I’ve been poking around on the newly relaunched iStart platform lately and want to share some of my reflections (and hopefully get some of yours, too!).

The ins and outs

After a start as a business plan competition tool, iStart is now open for many kinds of crowdsourcing contests organizations want to run. Much like the NetSquared Challenges platform, it offers users the option of entering contests and searching through submissions across contests to find ideas. It also gives you options for saving searches and getting alerts when there are new proposals that match your criteria. Most exciting for organizations is the option to administer your own contest on the platform!

The platform requires that participants in your contest submit an abstract, but what is included in that submission is up to you. They also support a range of files so your contest could be a logo redesign or a social media policy, a video clip or a conference session proposal.

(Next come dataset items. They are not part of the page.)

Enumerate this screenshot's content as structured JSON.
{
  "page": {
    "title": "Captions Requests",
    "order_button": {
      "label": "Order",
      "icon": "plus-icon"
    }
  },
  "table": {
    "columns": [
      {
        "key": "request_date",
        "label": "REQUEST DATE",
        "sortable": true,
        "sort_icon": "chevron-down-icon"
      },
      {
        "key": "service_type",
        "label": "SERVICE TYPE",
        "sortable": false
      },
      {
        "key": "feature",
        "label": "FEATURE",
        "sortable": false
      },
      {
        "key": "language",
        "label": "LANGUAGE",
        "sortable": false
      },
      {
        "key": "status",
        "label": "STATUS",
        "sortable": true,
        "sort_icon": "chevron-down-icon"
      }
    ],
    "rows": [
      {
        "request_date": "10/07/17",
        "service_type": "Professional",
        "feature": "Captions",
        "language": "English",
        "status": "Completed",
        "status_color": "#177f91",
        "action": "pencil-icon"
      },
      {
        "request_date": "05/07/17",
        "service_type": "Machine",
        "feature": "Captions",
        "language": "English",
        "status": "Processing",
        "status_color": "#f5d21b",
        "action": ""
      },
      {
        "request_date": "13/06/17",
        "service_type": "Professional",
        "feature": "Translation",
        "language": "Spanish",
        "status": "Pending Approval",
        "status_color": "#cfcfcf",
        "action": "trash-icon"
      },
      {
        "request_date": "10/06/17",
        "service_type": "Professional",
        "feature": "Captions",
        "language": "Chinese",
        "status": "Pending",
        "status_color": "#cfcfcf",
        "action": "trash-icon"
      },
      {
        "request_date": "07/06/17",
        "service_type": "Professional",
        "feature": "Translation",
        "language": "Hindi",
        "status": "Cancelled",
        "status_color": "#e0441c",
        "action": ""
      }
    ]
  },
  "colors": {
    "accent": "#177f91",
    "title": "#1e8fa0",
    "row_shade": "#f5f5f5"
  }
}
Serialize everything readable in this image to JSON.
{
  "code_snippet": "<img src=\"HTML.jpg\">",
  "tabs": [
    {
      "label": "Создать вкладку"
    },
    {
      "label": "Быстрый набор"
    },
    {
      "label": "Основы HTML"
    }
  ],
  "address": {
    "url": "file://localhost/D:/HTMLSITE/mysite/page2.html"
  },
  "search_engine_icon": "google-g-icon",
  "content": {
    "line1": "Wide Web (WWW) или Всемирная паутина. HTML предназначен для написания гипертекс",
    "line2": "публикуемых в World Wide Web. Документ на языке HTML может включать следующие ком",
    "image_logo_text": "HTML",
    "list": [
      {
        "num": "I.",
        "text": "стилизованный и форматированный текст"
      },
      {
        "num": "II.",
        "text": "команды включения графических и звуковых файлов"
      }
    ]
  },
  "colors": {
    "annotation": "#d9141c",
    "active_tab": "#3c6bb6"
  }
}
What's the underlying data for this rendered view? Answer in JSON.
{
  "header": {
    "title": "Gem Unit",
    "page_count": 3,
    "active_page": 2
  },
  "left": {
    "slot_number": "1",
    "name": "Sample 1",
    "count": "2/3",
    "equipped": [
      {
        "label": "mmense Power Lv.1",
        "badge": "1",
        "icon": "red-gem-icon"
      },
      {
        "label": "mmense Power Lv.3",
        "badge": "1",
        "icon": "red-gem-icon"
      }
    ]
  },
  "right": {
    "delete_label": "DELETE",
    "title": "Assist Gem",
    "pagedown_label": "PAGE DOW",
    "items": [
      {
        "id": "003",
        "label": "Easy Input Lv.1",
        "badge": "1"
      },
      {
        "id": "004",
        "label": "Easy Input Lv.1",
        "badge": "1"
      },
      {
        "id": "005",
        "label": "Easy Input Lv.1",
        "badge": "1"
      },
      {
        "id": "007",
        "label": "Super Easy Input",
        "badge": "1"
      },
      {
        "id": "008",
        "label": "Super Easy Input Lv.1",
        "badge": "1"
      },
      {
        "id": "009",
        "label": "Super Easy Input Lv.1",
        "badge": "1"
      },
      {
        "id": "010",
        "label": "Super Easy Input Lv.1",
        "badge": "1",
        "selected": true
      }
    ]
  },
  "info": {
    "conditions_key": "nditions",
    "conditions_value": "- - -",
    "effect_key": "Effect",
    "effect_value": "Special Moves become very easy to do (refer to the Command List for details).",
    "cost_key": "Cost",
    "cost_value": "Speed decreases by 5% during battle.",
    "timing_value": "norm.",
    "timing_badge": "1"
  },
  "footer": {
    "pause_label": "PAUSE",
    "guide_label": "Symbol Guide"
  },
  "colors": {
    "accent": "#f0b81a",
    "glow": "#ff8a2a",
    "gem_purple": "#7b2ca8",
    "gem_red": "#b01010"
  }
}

It isn’t free – and that’s okay!

Running a contest on iStart isn’t free, even for nonprofits, but I think that’s okay. Crowdsourcing is still something that many organizations think is “easy” and when we think something is easy we don’t put many resources into it. That’s a major reason why many times organizations don’t feel like their crowdsourcing efforts really “work” – they didn’t fully plan for all the effort it takes in recruiting and facilitating a contest.

The fact that nonprofits do have to pay to use the platform (but will save themselves the headache of moderating submissions on their own website, through emails or comments, or however else) means that there will [hopefully] be some strategic planning ahead of launching the contest to identify if it’s really the best tactic to deploy.

Making it work for you

Go check it out and see what you think! Jump right to the FAQ for information about the pricing and getting started process. But, if you think you want to dive in to the crowdsourcing world, here are a few things to keep in mind to make it work for your organization:

  • Have a plan – know why crowdsourcing is right for what you’re doing, and how you will engage participants after the contest is over
  • Communicate – be sure your email list, your Facebook page, your Twitter followers, and all your partners know you’re running this contest before you launch it so they can get ready to participate and to spread the word for you
  • Have rules – make your rules for participation clear and public
  • Give it time – don’t hold a contest for 1 day; people need a couple weeks at least to see the contest has launched, think about or work on their idea and then submit
  • Stick to your word – if you say you’re going to pick a winner then you probably should, if you say there will be 3 finalists then there should be 3 (or more if there’s a tie); but if you don’t get the kind of submissions you’re after be sure to stick to your word and pick the winner (and work with them to develop it further or include in the rules that winning doesn’t necessarily mean your logo will be used for example)

Have you run a crowdsourcing contest before? How did it go and what did you learn? Are you thinking of diving in – what questions do you have about the process or strategy? Looking forward to your questions and discussion!